Hurricane Ernesto dumped flooding rains along the east coast of the U.S., Hurricane John lashed the Pacific coast of Mexico. Typhoon Saomai killed at least 436 people in China and injured thousands when it stormed ashore a few weeks back--the strongest tropical cyclone to hit that nation in half a century--and a new typhoon, dubbed Ioke, slammed Wake Island with 50-foot waves.

Variously called hurricanes, typhoons or cyclones, depending on which ocean they form in, these storms rank among nature's fiercest. Huge, whirling tempests that form out at sea, tropical cyclones are assessed based on their strength in wind power. Those in the Atlantic are ranked on the Saffir-Simpson scale, developed in 1969 by scientists at the U.S. National Hurricane Center. The scale rates hurricanes by category [click here for the scale]. Even at their weakest, hurricanes generate winds in excess of 74 miles an hour. And stronger storms--such as last year's catastrophic Hurricane Katrina--wallop with winds greater than 131 miles an hour.

But despite the fact that tropical cyclones can release as much energy as 10,000 nuclear bombs, they spring from the same humble beginnings as any storm: a disturbance caused by converging winds. Atlantic hurricanes--named for Huracan, an evil deity of Central America's Tainos people--typically form when a thunderstorm blows off the coast of Africa, travels out to sea and gathers power over the eastern Caribbean. The storms, however, require high humidity, light winds in the upper atmosphere and warm seas to spin up to cyclonic strength. If one of these ingredients is missing, the storm will peter out.

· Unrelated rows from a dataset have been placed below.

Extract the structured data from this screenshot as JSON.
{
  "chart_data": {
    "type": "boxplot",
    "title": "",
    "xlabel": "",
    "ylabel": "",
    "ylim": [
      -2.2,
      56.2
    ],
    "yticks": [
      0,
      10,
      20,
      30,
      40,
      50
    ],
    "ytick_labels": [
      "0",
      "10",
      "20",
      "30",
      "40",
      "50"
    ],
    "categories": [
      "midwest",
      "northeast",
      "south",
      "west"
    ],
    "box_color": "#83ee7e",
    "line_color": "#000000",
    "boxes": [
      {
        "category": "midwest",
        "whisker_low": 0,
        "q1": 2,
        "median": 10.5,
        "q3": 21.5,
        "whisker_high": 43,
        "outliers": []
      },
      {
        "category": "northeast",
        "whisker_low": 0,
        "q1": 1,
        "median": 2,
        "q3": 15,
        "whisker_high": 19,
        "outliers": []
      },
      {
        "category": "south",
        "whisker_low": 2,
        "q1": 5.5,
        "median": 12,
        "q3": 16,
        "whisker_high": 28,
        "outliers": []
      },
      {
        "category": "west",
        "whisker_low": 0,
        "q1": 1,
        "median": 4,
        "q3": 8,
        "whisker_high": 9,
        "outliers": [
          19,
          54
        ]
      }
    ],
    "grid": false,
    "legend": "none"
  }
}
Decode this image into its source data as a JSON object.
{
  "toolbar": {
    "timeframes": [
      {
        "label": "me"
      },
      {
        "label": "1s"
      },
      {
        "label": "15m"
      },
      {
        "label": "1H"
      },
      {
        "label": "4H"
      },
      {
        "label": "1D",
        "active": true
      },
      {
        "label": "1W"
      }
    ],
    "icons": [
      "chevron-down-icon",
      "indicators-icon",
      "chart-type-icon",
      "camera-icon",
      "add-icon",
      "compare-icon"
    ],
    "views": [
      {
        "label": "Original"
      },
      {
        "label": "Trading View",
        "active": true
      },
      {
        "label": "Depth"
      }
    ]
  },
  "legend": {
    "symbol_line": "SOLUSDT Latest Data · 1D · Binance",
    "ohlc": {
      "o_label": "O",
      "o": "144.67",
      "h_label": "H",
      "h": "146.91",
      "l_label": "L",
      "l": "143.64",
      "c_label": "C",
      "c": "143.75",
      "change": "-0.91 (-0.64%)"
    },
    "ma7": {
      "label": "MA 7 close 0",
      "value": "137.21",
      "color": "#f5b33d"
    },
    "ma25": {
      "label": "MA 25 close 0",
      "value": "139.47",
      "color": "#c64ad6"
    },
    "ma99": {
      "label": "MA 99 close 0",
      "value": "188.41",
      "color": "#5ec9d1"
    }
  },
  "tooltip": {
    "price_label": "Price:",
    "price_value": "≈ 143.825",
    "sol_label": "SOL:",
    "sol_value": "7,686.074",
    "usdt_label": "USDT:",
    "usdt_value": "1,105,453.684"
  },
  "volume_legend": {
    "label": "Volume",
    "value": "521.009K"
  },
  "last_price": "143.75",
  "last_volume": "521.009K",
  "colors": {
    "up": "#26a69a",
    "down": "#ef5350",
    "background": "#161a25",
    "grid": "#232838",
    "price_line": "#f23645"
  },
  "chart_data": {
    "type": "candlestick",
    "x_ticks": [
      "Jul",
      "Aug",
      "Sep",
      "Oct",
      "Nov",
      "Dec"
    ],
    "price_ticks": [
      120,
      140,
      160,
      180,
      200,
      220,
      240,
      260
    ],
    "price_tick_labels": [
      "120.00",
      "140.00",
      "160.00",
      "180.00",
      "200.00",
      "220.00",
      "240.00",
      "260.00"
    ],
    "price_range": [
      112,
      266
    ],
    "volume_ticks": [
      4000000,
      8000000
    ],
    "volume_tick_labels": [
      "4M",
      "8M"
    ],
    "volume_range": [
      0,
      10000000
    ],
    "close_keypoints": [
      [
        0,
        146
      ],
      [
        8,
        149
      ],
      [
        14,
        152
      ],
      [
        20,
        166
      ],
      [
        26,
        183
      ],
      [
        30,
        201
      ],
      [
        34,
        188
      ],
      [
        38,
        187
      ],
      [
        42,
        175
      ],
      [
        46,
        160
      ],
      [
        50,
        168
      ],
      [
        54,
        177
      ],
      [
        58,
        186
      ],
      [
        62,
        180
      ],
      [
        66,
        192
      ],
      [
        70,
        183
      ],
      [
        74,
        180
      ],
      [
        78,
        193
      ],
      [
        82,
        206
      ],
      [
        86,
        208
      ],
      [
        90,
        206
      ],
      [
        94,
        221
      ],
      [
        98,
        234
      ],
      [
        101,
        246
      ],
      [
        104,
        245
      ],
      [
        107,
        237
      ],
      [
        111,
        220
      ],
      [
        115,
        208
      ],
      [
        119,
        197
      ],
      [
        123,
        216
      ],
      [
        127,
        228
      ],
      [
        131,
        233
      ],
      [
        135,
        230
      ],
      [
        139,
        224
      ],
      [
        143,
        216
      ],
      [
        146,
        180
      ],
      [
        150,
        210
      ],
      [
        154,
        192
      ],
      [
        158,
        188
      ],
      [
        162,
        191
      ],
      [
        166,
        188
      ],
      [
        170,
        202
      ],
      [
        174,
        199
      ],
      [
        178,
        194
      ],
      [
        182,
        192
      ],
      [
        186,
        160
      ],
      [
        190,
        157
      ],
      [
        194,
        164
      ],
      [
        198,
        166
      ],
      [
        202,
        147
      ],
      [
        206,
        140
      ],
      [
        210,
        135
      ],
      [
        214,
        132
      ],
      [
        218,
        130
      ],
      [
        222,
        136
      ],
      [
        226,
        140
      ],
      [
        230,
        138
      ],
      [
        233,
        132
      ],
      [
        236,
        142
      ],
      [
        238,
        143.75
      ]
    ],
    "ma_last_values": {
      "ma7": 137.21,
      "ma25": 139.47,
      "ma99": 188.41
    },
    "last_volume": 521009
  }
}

These conditions prevail most strongly in the North Atlantic between August and October, but that is a relatively brief season. Conditions off the Pacific coast of Asia, in contrast, are ripe for typhoon formation between June and December. As a tropical disturbance grows in strength, surface pressure in the area around the storm falls. And the characteristic swirling around the storm's eye--actually a low-pressure vortex that compels higher pressure air downward, where it is warmed by the sea, fueling storm clouds that produce driving rain--intensifies.

Because warm seas and even warmer air in the lower atmosphere power these storms, some researchers have predicted that more and stronger tropical cyclones will result from increasing temperatures worldwide. The most recent addition to this growing body of evidence links climate change and increasing storms by statistically comparing near-surface air and Atlantic sea-surface temperatures with hurricane intensity over the last 50 years. Already, tropical cyclones are forming where they have rarely been seen before: Catarina (pictured above) formed in the South Atlantic in March 2004, the first such storm ever monitored.